October of each NOAA’s National Weather Service observes National Disability Employment Awareness Month. The NWS recognizes the tremendous contributions of individuals with disabilities to NWS and the United States. Presidential proclamation has observed National Employ the Handicapped Week the first week in October every year since 1945. National Disability Employment Awareness Month began with the Presidential Proclamation of Public Law 100-630 (Title III, Sec 301a) in 1988. The new law recognized a change in terminology and replaced "handicap" with "disability." The President's New Freedom Initiative is a significant effort to build on past success and increase opportunities, including integrating people with disabilities into the workforce, increasing access to technology, and expanding educational opportunities for all people with disabilities to ensure full integration in American society. People with disabilities are the nation's largest minority, and the only one that any person can join at any time.

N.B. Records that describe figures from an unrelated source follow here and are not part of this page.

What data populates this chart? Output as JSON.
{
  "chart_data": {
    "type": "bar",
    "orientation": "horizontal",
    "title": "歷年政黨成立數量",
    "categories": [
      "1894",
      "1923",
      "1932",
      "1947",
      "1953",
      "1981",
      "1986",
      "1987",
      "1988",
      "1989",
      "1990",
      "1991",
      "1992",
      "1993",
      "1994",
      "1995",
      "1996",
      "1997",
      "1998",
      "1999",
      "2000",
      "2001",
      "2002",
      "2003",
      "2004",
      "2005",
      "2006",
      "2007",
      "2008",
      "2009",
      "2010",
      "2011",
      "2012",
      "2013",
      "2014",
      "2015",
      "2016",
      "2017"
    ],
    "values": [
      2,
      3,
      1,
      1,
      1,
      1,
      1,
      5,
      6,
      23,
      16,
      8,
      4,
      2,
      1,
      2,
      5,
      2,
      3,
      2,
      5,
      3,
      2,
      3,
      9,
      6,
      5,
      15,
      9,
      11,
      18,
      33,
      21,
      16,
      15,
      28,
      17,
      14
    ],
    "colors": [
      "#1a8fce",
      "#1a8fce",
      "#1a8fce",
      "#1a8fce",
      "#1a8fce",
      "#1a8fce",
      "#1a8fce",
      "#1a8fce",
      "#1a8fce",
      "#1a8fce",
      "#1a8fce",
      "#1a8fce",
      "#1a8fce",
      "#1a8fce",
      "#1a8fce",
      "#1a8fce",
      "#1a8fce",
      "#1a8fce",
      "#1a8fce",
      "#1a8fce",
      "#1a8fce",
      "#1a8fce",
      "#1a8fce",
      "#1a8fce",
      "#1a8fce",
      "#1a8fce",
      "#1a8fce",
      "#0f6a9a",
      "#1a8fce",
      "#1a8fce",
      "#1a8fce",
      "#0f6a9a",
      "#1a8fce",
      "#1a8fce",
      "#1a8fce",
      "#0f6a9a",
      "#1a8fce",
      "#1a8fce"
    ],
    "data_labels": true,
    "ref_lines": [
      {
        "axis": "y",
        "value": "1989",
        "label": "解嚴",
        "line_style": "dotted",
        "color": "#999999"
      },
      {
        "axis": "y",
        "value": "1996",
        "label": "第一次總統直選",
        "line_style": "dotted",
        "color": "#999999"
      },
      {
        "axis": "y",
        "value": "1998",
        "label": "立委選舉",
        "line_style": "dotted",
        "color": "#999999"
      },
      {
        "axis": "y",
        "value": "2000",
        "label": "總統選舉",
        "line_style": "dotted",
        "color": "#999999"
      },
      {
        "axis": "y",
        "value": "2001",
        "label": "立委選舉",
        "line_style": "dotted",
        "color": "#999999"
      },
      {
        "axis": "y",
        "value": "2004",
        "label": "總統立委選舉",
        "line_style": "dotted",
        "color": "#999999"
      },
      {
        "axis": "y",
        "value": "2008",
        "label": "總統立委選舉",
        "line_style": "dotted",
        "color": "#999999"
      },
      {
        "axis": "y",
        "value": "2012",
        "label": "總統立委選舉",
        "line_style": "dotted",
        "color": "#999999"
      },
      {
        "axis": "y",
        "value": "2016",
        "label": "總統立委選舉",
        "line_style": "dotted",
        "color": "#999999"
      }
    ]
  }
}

National American Indian Heritage Month


NOAA’s National Weather Service observes and celebrates National American Indian Heritage Month in November to recognize the contributions of culture, heritage, history, art, and tradition of the American Indian to the United States. What started at the turn of the century as an effort to gain a day of recognition for the significant contributions the first Americans made to the establishment and growth of this Nation has resulted in a whole month being designated for that purpose. National American Indian Heritage Month was first enacted August 3, 1990, by a Joint Resolution and President Bush approval, Public Law 101-343, designating November 1990 as "National American Indian Heritage Month." Each year since 1994 the President has issued a proclamation designating the month of November as National American Indian Heritage Month. During these celebrations of National American Indian Heritage Month, the NWS takes the time to honor and recognize the American Indian Community.

National Veterans Day

November 11

NOAA’s National Weather Service celebrates National Veterans Day November 11 each year to honors the men and women who have served in the U.S. armed services. In 1919, President Woodrow Wilson proclaimed November 11 as Armistice Day to celebrate the armistice that ended World War I and remind Americans of the tragedies of war. A law adopted in 1938 made the day a federal holiday. In 1954, Congress changed the name of the holiday to Veterans Day to honor all U.S. veterans. A law passed in 1968 that changed the national commemoration of Veterans Day to the fourth Monday in October. It soon became apparent, however, that November 11 was a matter of historic and patriotic significance to many our citizens. Congress, therefore, enacted legislation (Public Law 94-97) which returned the observance of this special day to its traditional date beginning in 1978. Veterans Day celebrations in the United States include parades and speeches. Special services are held at the Tomb of the Unknown Soldier in Arlington National Cemetery; they begin with two minutes of silence, then after the playing of taps, a wreath is placed at the tomb that houses the graves of three unknown Americans who fought in World War I, World War II, and the Korean War. In a ceremony in Washington, D.C., a wreath is placed at the Vietnam Veterans Memorial to honor those who died in the Vietnam War.